8月21日・旅の6日目,いよいよ日食の日になりました。わずか2分のために何年も前から計画していたまさにその日が来ました。いくら先のことでもその日は来るのだなあという,妙な感想をもちました。
朝5時に起きてテントから出ると天気予報どおり満天の星空でした。東の方にはオリオン座が輝いています。あと6時間25分後に2分間のイベントが始まるのが夢のようです。
朝,日食後の渋滞の方が心配ですぐに帰れるようにまずはその準備をしました。朝食を食べ,再度撮影の確認をしていたら,10時10分,予報通り太陽が欠けはじめました。

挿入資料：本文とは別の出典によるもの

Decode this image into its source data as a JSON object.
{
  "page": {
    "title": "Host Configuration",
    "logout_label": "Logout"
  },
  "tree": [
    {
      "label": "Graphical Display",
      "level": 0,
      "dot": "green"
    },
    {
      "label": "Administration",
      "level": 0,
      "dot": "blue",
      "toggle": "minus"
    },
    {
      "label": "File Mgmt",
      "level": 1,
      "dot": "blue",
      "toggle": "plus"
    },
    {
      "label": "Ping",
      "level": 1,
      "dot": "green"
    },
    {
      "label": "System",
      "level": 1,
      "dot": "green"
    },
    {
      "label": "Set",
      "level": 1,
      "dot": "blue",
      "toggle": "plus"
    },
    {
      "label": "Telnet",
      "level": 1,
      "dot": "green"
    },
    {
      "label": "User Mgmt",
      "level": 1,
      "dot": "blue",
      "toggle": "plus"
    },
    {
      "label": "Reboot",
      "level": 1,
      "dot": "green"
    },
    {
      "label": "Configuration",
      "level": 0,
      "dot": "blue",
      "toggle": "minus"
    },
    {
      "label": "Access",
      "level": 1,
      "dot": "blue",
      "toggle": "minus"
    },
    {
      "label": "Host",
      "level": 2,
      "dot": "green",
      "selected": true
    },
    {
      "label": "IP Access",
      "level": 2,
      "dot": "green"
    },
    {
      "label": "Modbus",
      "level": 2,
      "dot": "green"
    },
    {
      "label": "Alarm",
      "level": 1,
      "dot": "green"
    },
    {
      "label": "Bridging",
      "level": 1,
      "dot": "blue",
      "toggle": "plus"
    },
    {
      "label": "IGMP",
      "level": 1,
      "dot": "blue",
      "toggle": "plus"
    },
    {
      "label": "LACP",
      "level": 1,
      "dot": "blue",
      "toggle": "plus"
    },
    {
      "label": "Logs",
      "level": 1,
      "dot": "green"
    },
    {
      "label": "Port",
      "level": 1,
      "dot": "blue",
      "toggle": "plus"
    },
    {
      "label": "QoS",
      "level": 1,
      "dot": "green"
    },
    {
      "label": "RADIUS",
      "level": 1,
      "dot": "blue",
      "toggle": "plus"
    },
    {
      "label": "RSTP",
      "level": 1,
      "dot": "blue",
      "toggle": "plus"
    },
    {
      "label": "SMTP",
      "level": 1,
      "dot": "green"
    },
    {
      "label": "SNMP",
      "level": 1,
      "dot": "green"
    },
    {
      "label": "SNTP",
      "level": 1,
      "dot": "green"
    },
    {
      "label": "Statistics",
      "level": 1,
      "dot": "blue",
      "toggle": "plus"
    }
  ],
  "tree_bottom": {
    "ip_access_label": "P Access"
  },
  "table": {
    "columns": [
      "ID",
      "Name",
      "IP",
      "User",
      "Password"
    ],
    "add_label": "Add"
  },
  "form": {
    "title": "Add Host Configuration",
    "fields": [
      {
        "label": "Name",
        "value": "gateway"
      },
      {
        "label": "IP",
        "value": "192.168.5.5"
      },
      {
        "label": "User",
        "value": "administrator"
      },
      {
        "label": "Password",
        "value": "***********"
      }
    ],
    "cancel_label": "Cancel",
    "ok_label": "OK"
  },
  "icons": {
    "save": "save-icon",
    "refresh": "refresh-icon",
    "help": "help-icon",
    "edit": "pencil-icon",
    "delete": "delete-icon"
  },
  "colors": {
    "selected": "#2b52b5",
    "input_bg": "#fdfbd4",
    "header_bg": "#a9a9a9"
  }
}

食が進むにつれて次第に寒くなり,そしてあたりが暗くなりはじめ,いよいよ11時24分,皆既日食の開始です。ダイヤモンドリングの現れる少し前から太陽は肉眼でも欠けているのがわかりはじめて光の線が八方に伸びてきました。そして皆既。あっという間,ではなく,長い長い2分間に感じられました。私は1999年8月16日のヨーロッパ皆既日食に次いで2度目の体験だったので,肉眼で見ることが最も大切だと知っていました。へたをするとカメラをのぞいていて終わってしまいます。皆既終了後,渋滞を恐れてすぐに店じまいをするつもりでしたが思ったほどの混雑でないので,日食が完全に終了するまで見届けました。
私が日食を見た場所はアイダホ州の西の端の町,人口7,000人のワイザー。見にきた観光客は少なかったのですが,それでも帰りは町を出る車で大渋滞になりました。川を渡らなければ西に行くことができず,川を越す橋のある道路はたったの1本。何せ小さなダウンタウンを走る6本の道路からこの1本の道路にすべての車が流れ込むのですから3分で町から抜けられるところを30分かかりました。しかしその後は順調にインターステイツ84にたどり着きました。インターステイツ84を北上していくと2度ほど大渋滞に巻き込まれましたが,それは皆既日食のせいではなく,工事によるものでした。アメリカのインターステイツは普通,工事で1車線が閉鎖されれば別の車線が作られます。そうしていないオレゴン州はクレイジーです。それでも午後5時,出発から4時間後にはワラワラに着きました。
アメリカ人の多くは皆既帯でなくとも98%欠ければ一緒だと誤解していたようですが,日食は100%でないと全く意味がありません。おそらく翌日それを知って後悔した人も多いことでしょう。私が思っていたように,人口が多く,多くの人が押しかけたオレゴン州セーラム郊外のカニータあたりは薄雲が出たようですし,ワイオミング州では皆既の間雲が覆っていたようです。
日本からのツアーは60万円から100万円もするのに現地2泊から6泊程度の小旅行で,すでに多くの人は皆既日食終了後に帰国しています。私はツアーでないので,日食を見るために使った費用は成田からシアトルの往復航空運賃10万円程度と宿泊代だけでした。旅は自力でしなくちゃね。そしてまた,私の14泊16日の旅はまだまだ続きます。